Acting auditions
I once read a fascinating book about auditioning. The author told, among many other stories, the story of how Barbra Streisand won her first part. At age 18 she marched into the audition half an hour late, slapped a piece of gum on the bottom of a stool, told the story of why she was late instead of giving a monologue, and then belted a song with her incredible voice and walked out. She got the role. Someone in management went to pull the gum off the bottom of the stool...and there was none. She'd fabricated the whole thing - improvised a part, basically.
That's what they tell you over and over about auditions. Theatre auditions, film auditions, it doesn't matter which or where: what casting directors want to see is boldness. Something that sets you apart. There are countless "crazy" audition stories of actors who did "wild" things in auditions and got the part. That's because those things are what makes you stand out from the hundreds of other actors auditioning. A girl who regularly sings "Mister Cellophane" from Chicago, a song written originally for a middle-aged man, also regularly gets cast when she does so.

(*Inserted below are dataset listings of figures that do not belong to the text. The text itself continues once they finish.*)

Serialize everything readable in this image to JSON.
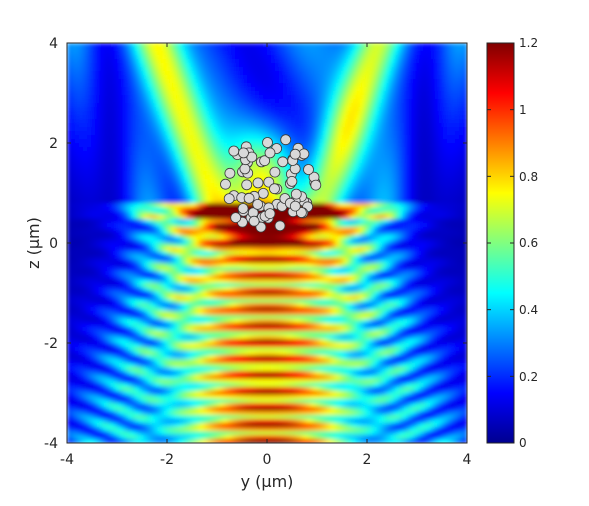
{
  "chart_data": {
    "type": "heatmap",
    "title": "",
    "xlabel": "y (μm)",
    "ylabel": "z (μm)",
    "xlim": [
      -4,
      4
    ],
    "ylim": [
      -4,
      4
    ],
    "xticks": [
      "-4",
      "-2",
      "0",
      "2",
      "4"
    ],
    "yticks": [
      "-4",
      "-2",
      "0",
      "2",
      "4"
    ],
    "colormap": "jet",
    "clim": [
      0,
      1.2
    ],
    "colorbar_ticks": [
      "0",
      "0.2",
      "0.4",
      "0.6",
      "0.8",
      "1",
      "1.2"
    ],
    "particle_cluster": {
      "center": [
        0.0,
        1.2
      ],
      "radius": 1.0,
      "count": 80,
      "fill_color": "#d9d9d9",
      "edge_color": "#3a3a3a"
    },
    "colors": {
      "low": "#00008f",
      "mid": "#80ff80",
      "high": "#800000"
    }
  }
}
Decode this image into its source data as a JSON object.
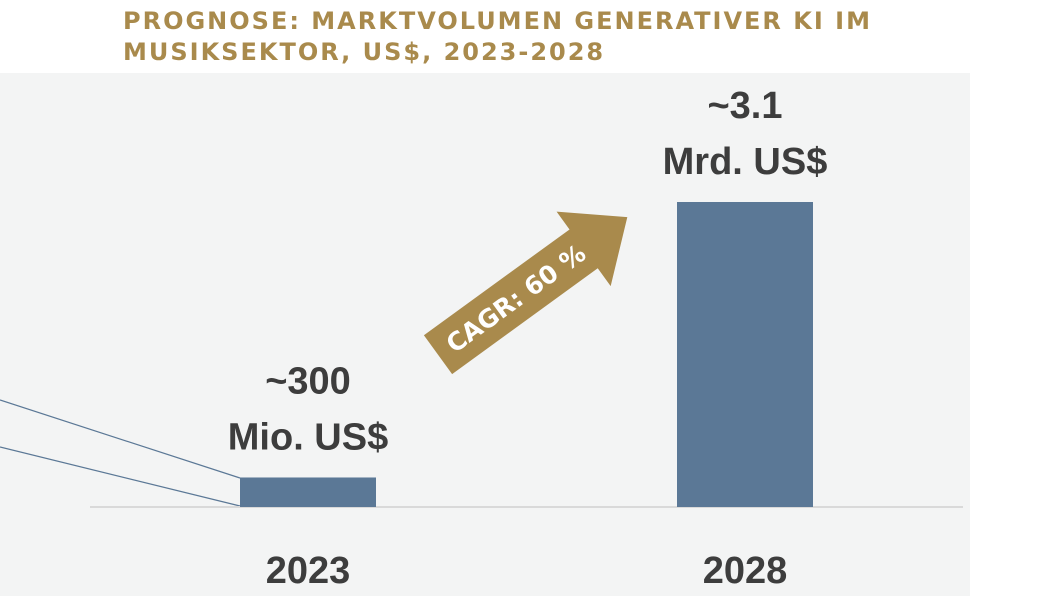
{
  "title_lines": [
    "PROGNOSE: MARKTVOLUMEN GENERATIVER KI IM",
    "MUSIKSEKTOR, US$, 2023-2028"
  ],
  "annotation": {
    "cagr_label": "CAGR: 60 %"
  },
  "colors": {
    "bar": "#5b7896",
    "accent": "#a98a4c",
    "panel": "#f3f4f4",
    "text": "#3d3d3d"
  },
  "chart_data": {
    "type": "bar",
    "title": "PROGNOSE: MARKTVOLUMEN GENERATIVER KI IM MUSIKSEKTOR, US$, 2023-2028",
    "unit": "US$",
    "categories": [
      "2023",
      "2028"
    ],
    "values": [
      0.3,
      3.1
    ],
    "value_labels": [
      [
        "~300",
        "Mio. US$"
      ],
      [
        "~3.1",
        "Mrd. US$"
      ]
    ],
    "ylim": [
      0,
      3.1
    ],
    "grid": false,
    "legend": "none",
    "annotations": [
      "CAGR: 60 %"
    ]
  }
}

They don't want to see the same guy doing the same monologue from I Hate Hamlet thirty times at each day of their movie auditions. That's okay for auditions for teens, but if you're in the professional acting world, you're not going to get a second look. If these casting agents wanted to be bored out of their minds for hours a day, they would go into casting for baby modeling.
Yet actors, who are supposed to be so personable and creative, can be some of the shyest, and even some of the most conventional, people out there. It can be really hard for them to be bold, to do something that is non-traditional. That story about Barbra Streisand shouldn't be such a wild one, but it is. She shouldn't be such an anomaly - for the sake of all those bored to tears casting directors out there - but...she is.